1位を獲得し、興奮した裕也が飛びついてきた。遅れて、ひなたもやってきて。
ハイタッチをして、笑顔を交わした。
❇︎❇︎❇︎
その裏で。
「好きです、旭くん」
紅潮した顔で、まっすぐ見つめてくる瞳は揺るぎがない。
彼女の想いが真剣なことだとわかる。
「……ごめん」
誠実に、想いに応えて。頭を下げた。
彼女は微動だにせず、反応もなく。
「……俺、行くね」
断ってしまった俺は、ここに残るべきではない。後ろ髪をひかれつつも、立ち去ることにした。

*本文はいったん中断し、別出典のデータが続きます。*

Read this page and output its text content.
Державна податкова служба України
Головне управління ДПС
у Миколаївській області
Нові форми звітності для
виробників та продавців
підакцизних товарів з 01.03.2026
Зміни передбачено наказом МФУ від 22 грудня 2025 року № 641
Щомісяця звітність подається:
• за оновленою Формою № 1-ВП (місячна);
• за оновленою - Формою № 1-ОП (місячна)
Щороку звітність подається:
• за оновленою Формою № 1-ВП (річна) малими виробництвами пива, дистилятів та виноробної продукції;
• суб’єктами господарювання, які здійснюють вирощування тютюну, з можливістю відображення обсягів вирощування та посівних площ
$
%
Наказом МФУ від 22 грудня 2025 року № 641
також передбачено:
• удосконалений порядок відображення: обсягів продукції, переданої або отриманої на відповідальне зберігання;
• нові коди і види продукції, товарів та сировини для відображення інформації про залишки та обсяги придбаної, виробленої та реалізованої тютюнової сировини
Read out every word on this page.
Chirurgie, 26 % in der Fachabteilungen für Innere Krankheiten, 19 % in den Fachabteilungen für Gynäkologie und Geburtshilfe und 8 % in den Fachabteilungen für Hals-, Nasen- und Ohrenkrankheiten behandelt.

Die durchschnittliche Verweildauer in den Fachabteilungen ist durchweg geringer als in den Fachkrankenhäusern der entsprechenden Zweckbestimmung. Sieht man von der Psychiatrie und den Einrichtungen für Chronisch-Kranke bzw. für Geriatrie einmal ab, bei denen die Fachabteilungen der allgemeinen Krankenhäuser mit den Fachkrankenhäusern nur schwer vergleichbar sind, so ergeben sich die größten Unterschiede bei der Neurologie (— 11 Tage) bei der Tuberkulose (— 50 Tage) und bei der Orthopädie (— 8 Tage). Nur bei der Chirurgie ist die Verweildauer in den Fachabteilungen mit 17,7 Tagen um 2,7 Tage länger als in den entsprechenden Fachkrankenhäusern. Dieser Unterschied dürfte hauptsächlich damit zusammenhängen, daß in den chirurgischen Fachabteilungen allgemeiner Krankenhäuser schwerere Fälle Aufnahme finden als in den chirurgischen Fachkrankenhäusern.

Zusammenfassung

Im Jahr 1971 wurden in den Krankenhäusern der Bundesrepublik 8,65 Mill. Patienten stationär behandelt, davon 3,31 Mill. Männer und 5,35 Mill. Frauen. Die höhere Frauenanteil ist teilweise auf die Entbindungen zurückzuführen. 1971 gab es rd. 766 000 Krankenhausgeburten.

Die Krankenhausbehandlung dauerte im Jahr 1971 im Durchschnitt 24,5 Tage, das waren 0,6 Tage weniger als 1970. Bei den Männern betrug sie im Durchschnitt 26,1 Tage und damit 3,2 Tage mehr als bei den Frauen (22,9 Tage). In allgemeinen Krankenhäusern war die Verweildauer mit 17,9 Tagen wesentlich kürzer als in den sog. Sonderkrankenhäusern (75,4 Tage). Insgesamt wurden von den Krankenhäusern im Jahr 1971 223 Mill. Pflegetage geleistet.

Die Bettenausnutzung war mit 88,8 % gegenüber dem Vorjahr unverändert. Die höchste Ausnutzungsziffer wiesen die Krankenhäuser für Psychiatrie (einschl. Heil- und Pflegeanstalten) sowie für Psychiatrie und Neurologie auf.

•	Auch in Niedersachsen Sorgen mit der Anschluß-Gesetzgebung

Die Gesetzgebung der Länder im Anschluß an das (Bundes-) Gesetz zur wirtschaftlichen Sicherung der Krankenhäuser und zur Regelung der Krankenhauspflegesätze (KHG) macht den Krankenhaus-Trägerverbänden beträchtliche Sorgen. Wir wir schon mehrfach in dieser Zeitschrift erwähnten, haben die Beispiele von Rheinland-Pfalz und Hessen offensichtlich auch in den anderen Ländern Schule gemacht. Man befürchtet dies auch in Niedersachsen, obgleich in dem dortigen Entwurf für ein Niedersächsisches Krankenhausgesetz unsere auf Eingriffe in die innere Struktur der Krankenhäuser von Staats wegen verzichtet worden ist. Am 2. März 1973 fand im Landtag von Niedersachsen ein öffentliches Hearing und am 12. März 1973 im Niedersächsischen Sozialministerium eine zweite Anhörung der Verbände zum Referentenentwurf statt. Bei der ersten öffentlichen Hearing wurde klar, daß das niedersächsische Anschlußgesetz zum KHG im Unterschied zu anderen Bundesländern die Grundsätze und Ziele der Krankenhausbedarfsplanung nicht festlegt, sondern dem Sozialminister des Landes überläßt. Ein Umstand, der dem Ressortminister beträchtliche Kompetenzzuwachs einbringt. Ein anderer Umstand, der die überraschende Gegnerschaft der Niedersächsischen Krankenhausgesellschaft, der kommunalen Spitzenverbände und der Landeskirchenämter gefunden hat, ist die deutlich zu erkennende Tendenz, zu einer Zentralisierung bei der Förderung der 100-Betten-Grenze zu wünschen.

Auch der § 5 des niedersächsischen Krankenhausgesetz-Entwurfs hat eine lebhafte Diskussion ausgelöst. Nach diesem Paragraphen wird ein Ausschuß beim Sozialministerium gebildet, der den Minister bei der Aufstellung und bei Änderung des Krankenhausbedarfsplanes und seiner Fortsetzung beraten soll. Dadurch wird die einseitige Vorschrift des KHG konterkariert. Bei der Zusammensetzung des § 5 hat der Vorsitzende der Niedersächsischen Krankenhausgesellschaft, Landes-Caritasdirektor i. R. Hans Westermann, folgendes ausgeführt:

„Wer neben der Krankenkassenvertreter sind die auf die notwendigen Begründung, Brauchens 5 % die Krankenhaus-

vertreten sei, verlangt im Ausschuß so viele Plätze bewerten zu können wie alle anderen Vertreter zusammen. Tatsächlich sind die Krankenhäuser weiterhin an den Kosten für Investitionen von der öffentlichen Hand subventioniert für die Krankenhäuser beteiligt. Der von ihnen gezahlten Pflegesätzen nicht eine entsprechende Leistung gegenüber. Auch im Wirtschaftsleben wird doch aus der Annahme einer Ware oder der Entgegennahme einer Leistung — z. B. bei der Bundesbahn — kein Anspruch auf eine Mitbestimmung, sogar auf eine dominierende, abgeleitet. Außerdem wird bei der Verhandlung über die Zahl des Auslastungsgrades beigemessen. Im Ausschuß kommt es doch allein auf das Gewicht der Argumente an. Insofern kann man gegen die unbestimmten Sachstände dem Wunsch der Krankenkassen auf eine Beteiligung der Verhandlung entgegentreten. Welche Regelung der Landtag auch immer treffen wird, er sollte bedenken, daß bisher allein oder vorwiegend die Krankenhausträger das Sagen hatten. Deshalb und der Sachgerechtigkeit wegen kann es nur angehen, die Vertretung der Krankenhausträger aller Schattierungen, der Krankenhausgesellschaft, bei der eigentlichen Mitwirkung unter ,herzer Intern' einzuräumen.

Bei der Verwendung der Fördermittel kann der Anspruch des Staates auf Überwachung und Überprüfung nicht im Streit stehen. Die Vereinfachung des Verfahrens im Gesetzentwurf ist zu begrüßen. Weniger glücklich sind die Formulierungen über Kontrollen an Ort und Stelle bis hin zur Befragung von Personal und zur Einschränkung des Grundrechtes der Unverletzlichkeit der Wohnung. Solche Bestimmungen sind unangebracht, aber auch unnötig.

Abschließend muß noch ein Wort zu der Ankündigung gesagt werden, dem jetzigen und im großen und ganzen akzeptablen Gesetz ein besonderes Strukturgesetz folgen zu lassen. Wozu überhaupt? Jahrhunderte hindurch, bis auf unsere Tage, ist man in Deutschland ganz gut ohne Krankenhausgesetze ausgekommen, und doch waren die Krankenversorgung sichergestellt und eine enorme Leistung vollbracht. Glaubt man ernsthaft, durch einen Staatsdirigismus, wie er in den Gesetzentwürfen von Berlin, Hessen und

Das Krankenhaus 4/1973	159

誰かに見られてしまっては、彼女を傷つける噂が流れてしまうかもしれないから。
「どした? ひなたちゃん」
立ち止まるひなたに裕也が声をかけると、慌ててシーッと言う。人差し指を立てて。
ひなたの目線の先を見れば、旭と見たことのない女子が向かい合わせで立っていた。
そしてすぐ、旭は立ち去る。
「あー……なるほどね。旭はモテるからな」
裕也がなんの気無しに言うと、ひなたは「そうだよね……」とつぶやいた。
旭に断られた女子は、嗚咽を漏らしてくずれ落ちる。
見ちゃだめ、と。ひなたも裕也を引っ張って、その場を離れた。
断る者と、断られた者。
そして、偶然それを見てしまった者。
華々しく、その中にほろ苦さを残して。体育祭は、幕を下ろした。